Are you really sure you want to do this? Roll/Pitch/Yaw is known in mathematical terms as ‘Euler angles’. There are conversions from matrix to Euler on the net (googling for Euler & Matrix should find them). However, Euler angles are not very good, as there are sometimes multiple euler specifications for the same angle, and there is a situation called ‘gimbal lock’ where you lose a degree of freedom.
If the matrices that you are tweening are < 90 degrees apart in the axis (the dot products between the axis of each matrix are all positive), you can actually get away with linearly interpolating & re-orthonormalising. This is sufficient for most games. Just adding keyframes to the path to ensure this is the case is usually fairly easy, and does not add too much overhead. At runtime, this is the fastest solution.

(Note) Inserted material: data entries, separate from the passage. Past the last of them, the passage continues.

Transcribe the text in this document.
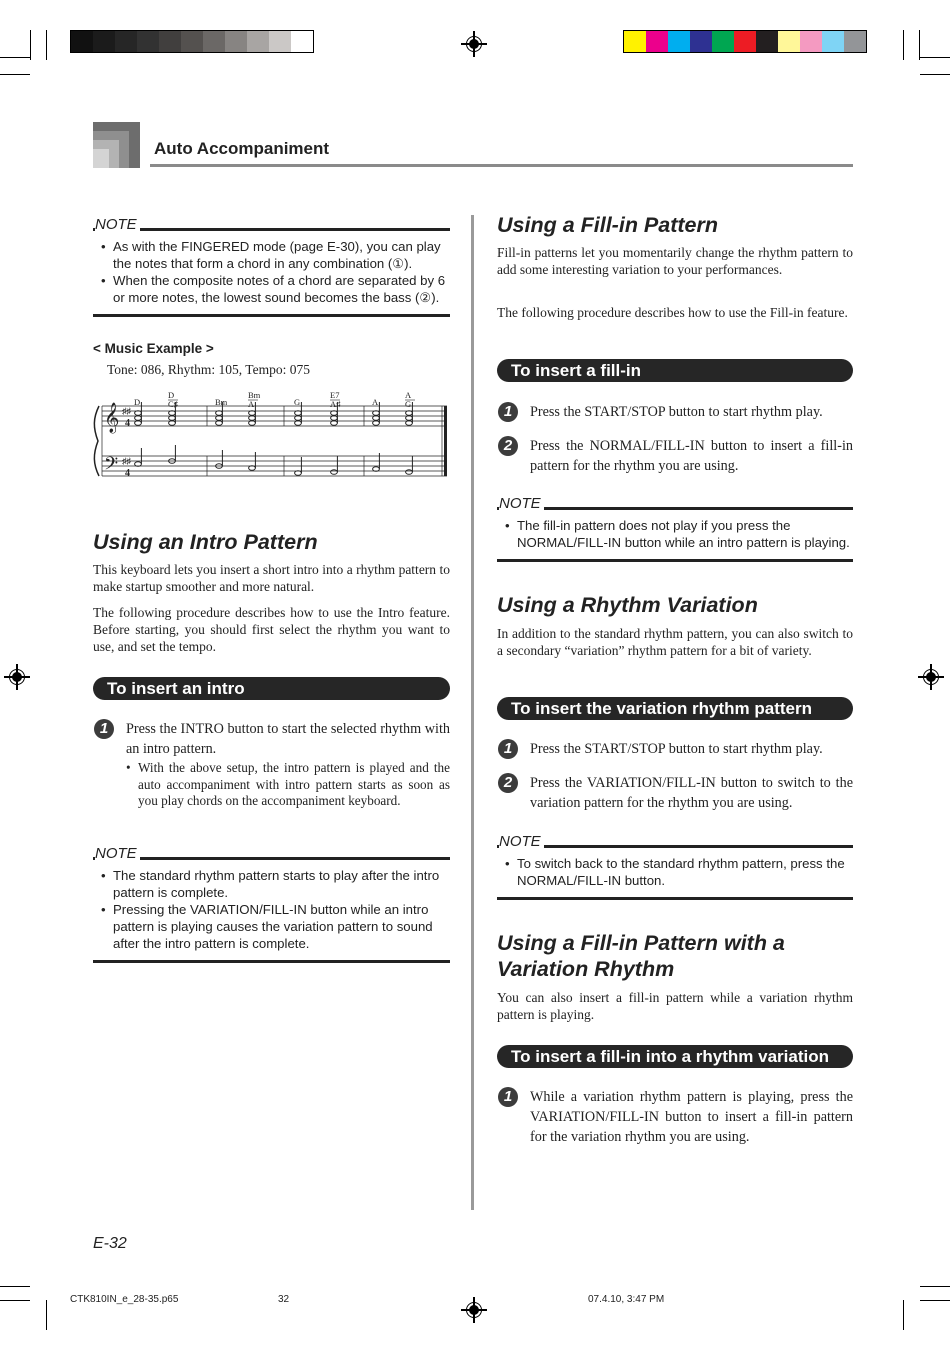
Auto Accompaniment
NOTE
• As with the FINGERED mode (page E-30), you can play the notes that form a chord in any combination (①).
• When the composite notes of a chord are separated by 6 or more notes, the lowest sound becomes the bass (②).
< Music Example >
Tone: 086, Rhythm: 105, Tempo: 075
D
D
C♯	Bm
Bm
A	G
E7
A♯	A
A
G
𝄞
𝄢
♯♯
♯♯
4
4
Using an Intro Pattern
This keyboard lets you insert a short intro into a rhythm pattern to make startup smoother and more natural.
The following procedure describes how to use the Intro feature. Before starting, you should first select the rhythm you want to use, and set the tempo.
To insert an intro
1	Press the INTRO button to start the selected rhythm with an intro pattern.
• With the above setup, the intro pattern is played and the auto accompaniment with intro pattern starts as soon as you play chords on the accompaniment keyboard.
NOTE
• The standard rhythm pattern starts to play after the intro pattern is complete.
• Pressing the VARIATION/FILL-IN button while an intro pattern is playing causes the variation pattern to sound after the intro pattern is complete.
Using a Fill-in Pattern
Fill-in patterns let you momentarily change the rhythm pattern to add some interesting variation to your performances.
The following procedure describes how to use the Fill-in feature.
To insert a fill-in
1	Press the START/STOP button to start rhythm play.
2	Press the NORMAL/FILL-IN button to insert a fill-in pattern for the rhythm you are using.
NOTE
• The fill-in pattern does not play if you press the NORMAL/FILL-IN button while an intro pattern is playing.
Using a Rhythm Variation
In addition to the standard rhythm pattern, you can also switch to a secondary “variation” rhythm pattern for a bit of variety.
To insert the variation rhythm pattern
1	Press the START/STOP button to start rhythm play.
2	Press the VARIATION/FILL-IN button to switch to the variation pattern for the rhythm you are using.
NOTE
• To switch back to the standard rhythm pattern, press the NORMAL/FILL-IN button.
Using a Fill-in Pattern with a
Variation Rhythm
You can also insert a fill-in pattern while a variation rhythm pattern is playing.
To insert a fill-in into a rhythm variation
1	While a variation rhythm pattern is playing, press the VARIATION/FILL-IN button to insert a fill-in pattern for the variation rhythm you are using.
E-32
CTK810IN_e_28-35.p65	32	07.4.10, 3:47 PM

For larger differences, you are better off looking at interpolating Quaternions. These accurately describe rotations - although a bit of care is needed to distinguish positive & negative quaternions that evaluate to the same rotation. This is computationally more expensive that a linear interpolation but accurate for rotations up to 360 degrees in any axis. Again, googling for ‘Quaternion Interpolation’ should throw up some relevant sites.
As a test (during my last job), I wrote a character animation blending system (used on a few published console games), and challenged the artists to spot which one was using linear interpolation & which one was quaternion. They could not tell the difference, which just goes to show. Remember that for a game, all you need is ‘perceived quality’ - not rigorous mathematical accuracy.
Your reply was very well though-out, if only I could understand most of it! I’m afraid we haven’t been taught anything about 3D in my Uni course yet. However, your mentioning of simply adding keyframes seems to be the trick.